A very jolly band consists of the two-year-old and the three-year-old mares who have never foaled. They almost all wander off by themselves, and make a specially jolly virgin throng. Among them is heard a great tramping and stamping, hinnying and whinnying. They gather together, lay their heads over each others' shoulders, snuff the air, leap; and sometimes, lifting the tail like an oriflamme, proudly and coquettishly, in a half-trot, half-gallop, caracole in front of their companions.

Conspicuous for beauty and sprightly dashing ways, among all this young throng, was the wanton bay mare. Whatever she set on foot, the others also did; wherever she went, there in her track followed also the whole throng of beauties.

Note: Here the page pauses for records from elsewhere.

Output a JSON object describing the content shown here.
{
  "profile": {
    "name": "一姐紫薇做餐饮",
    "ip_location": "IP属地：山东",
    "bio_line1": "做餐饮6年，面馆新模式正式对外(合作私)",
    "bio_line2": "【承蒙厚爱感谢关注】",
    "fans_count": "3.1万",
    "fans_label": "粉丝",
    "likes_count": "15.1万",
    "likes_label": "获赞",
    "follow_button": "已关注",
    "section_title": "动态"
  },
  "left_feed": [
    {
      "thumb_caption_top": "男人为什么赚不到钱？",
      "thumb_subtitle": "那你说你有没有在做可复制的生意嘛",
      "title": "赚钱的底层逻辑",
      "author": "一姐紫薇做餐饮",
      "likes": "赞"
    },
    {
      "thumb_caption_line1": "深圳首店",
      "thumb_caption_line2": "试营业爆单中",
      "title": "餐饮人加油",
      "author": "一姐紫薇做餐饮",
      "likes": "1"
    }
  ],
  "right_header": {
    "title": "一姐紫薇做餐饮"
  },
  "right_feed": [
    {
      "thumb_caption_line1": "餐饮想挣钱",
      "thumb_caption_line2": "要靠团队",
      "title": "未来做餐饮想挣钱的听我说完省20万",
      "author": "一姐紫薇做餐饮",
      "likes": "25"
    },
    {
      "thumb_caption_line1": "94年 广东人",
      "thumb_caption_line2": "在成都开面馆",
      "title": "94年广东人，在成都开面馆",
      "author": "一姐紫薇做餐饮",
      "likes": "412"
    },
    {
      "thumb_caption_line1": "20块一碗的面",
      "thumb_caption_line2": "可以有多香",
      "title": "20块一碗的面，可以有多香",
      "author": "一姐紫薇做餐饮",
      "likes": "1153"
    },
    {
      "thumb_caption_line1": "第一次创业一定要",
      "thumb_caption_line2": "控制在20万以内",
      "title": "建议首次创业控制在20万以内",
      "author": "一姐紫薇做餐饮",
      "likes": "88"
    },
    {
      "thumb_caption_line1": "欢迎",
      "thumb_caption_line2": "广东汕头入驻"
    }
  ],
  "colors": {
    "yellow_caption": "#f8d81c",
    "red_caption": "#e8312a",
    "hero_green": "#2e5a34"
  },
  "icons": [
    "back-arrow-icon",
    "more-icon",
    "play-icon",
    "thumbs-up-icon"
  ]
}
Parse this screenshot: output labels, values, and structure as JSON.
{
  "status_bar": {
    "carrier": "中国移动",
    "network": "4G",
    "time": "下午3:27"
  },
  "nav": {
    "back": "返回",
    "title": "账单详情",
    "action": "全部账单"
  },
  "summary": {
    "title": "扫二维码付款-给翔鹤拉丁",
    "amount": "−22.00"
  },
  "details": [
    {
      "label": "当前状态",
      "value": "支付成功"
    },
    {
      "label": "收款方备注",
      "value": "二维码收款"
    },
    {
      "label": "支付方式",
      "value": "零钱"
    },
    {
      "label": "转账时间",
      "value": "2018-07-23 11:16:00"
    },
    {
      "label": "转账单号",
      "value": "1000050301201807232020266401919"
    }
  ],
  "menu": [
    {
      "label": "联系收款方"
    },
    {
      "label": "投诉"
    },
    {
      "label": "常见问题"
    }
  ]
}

The wanton was in a specially playful frame of mind this morning. The spirit of mischief was in her, just as it sometimes comes upon men. Even at the river-side, playing her pranks upon the old gelding, she had galloped along in the water, pretending that something had scared her, snorting, and then dashed off at full speed across the field; so that Vaska was constrained to gallop after her, and after the others who were at her heels. Then, after grazing a little while, she began to roll, then to tease the old mares, by dashing in front of them. Then she separated a suckling colt from its dam, and began to chase after it, pretending that she wanted to bite it. The mother was frightened, and ceased to graze; the little colt squealed in piteous tones. But the wanton young mare did not touch it, but only scared it, and made a spectacle for her comrades, who looked with sympathy on her antics.

Then she set out to turn the head of the roan horse, which a muzhík, far away on the other side of the river, was driving with a plough in the rye-field. She stood proudly, somewhat on one side, lifting her head high, shook herself, and neighed in a sweet, significant, and alluring voice.